UNIVERSITAS NEGERI SEMARANG FAKULTAS BAHASA DAN SENI JURUSAN SENI RUPA 2012

Kritik Holistik

A. Uraian Mengenai Kritik Seni Holistik

Kritik seni adalah kritik yang digunakan dalam memahami dan mengevaluasi karya. Aktivitas kritik seni memiliki peranan penting dalam kehidupan seni dan masyarakatnya untuk mengungkap berbagai ragam nilai, makna dan permasalahan tentang karya seni. Pengertian kritik dalam seni tidak diartikan sebagai kecaman yang menyudutkan hasil karya atau penciptanya. Hampir sama dengan apresiasi, kritik seni pada dasarnya merupakan kegiatan menanggapi karya seni. Perbedaannya hanyalah kepada fokus dari kritik seni yang lebih bertujuan untuk menunjukkan kelebihan dan kekurangan suatu karya seni. Keterangan mengenai kelebihan dan kekurangan ini dipergunakan dalam berbagai aspek, terutama sebagai bahan untuk menunjukkan kualitas dari sebuah karya. Para ahli seni umumnya beranggapan bahwa kegiatan kritik dimulai dari kebutuhan untuk memahami (apresiasi) kemudian beranjak kepada kebutuhan memperoleh kesenangan dari kegiatan memperbincangkan berbagai hal yang berkaitan dengan karya seni tersebut. Sumber nilai dari setiap karya seni pada dasarnya berkaitan langsung tiga komponen utama yang menunjang kehidupan seni di dalam kehidupan masyarakat. Tiga komponen kehidupan seni tersebut meliputi: (1) seniman, (2) karya seni, (3) penghayat. Tak akan pernah ada kehidupan seni dalam masyarakat manapun bila salah satu komponen tersebut ditiadakan. Tiga komponen tersebut saling berinteraksi dan menentukan nilai setiap karya seni. Maka tidak sepantasnya evaluasi karya seni dilakukan dengan mengabaikan salah satu dari komponen sumber nilai tersebut bila ingin mendapatkan pemahaman mengenai maknanya secara utuh. Kritik seni holistik merupakan cara pemecahannya (HB. Sutopo, 1995:8).
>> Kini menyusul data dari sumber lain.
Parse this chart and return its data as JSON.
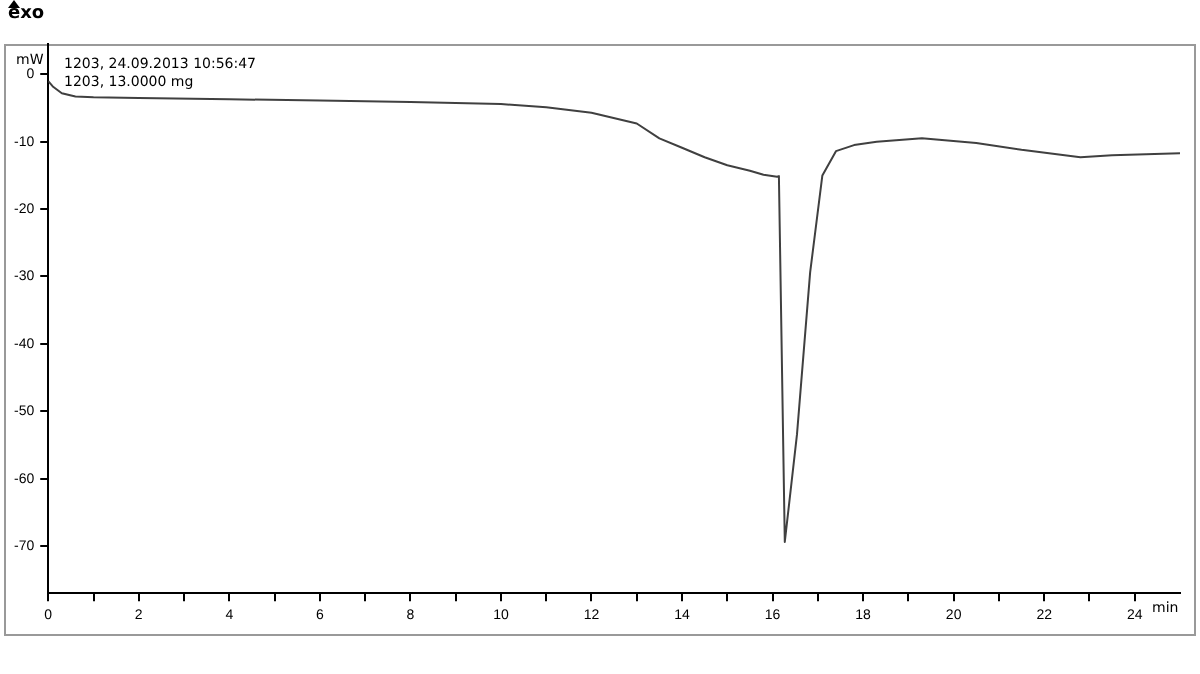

Kritik holistik menghargai seniman dengan segala kemampuan dan kekhususannya yang memiliki gagasan dan mencipta karya seni, juga konteks budayanya yang meresap ikut membentuk gagasan dan idium ekspresinya. Kritik holistik juga menghargai karya seni sebagai objek estetik dengan segala elemen yang ada yang membentuk suatu kesatuan yang khas, sebagai fakta objektif yang memiliki potensi sebagai pacu penciptaan nilai hayatan. Demikian pula menghargai penghayat dengan segala kondisi psikologisnya dan sebagai pelaku pencipta makna yang memiliki konteks budayanya sendiri yang perlu diperhitungkan

dalam menyusun kesimpulan kritik. Ketiga faktor tersebut saling berkaitan dan bergantung dan tak satupun dapat ditiadakan serta dipisahkan. 1. Seniman Sebagai Sumber Informasi Genetik. Informasi Genetik meliputi kondisi seniman dengan pengalaman khususnya, lingkungan fisik seniman dengan konteks budayanya, proses dan teknik penciptaannya, dan lain-lain yang semuanya berkaitan dengan yang ada sebelum karya seni selesai diciptakan. Beragam hal tersebut merupakan kondisi yang yang bisa membentuk atau mengambil bagian dalam proses pembentukan karya seni, yang kesemuanya disebut faktor genetik (HB. Sutopo, 1995:11) 2. Karya Seni Sebagai Sumber Informasi Objektif. Sumber informasi objektif diperoleh melalui pengamatan terhadap karya seni yang telah selesai diciptakan. Informasi yang dapat ditangkap meliputi berbagai hal yang berkaitan dengan elemen-elemen yang ada dalam karya seni tersebut dan struktur yang terbentuk di dalamnya. Karya seni dipandang sebagai satu kondisi objektif yang dinyatakan bisa dibentuk oleh karya seni itu sendiri. Standar yang nyata ada pada karya itu sendiri, bukan datang dari luar karya seni yang dipandang sebagai faktor ekstra estetik bahkan sering dipandang sebagai non estetik. 3. Penghayat Sebagai Sumber Informasi Afektif Informasi afektif meliputi segala tanggapan yang dirasa dan timbul dalam diri penghayat yang menghadapi karya seni. Penghayatan ini memunculkan beragam tafsir makna nilai akibat melakukan interaksi secara dialektis dengan karya seni di dalam proses penghayatan yang mendalam (HB. Sutopo, 1995: 12). Pengalaman, budaya, kondisi psikologis, dan kreativitas penghayat menentukan terjadinya kualitas nilai hayatan. Kritikus sebagai penghayat ahli hendaknya memiliki kemampuan kreatif dan imajinatif seperti halnya seniman. (Kuspit, 1984). Ketiga informasi tersebut diatas secara lengkap akan memberikan masukan yang sangat berharga bagi kritikus untuk melakukan analisis sebagai bagian penting dalam membentuk kesimpulan yang berupa sintesis sebagai hasil akhir dari proses evaluasi. Kelemahan dalam karya kritik seni selalu disebabkan oleh kurangnya informasi-informasi tersebut di atas, karena itu seorang kritikus seni yang handal punya kewajiban mengumpulkan informasi selengkap-lengkapnya.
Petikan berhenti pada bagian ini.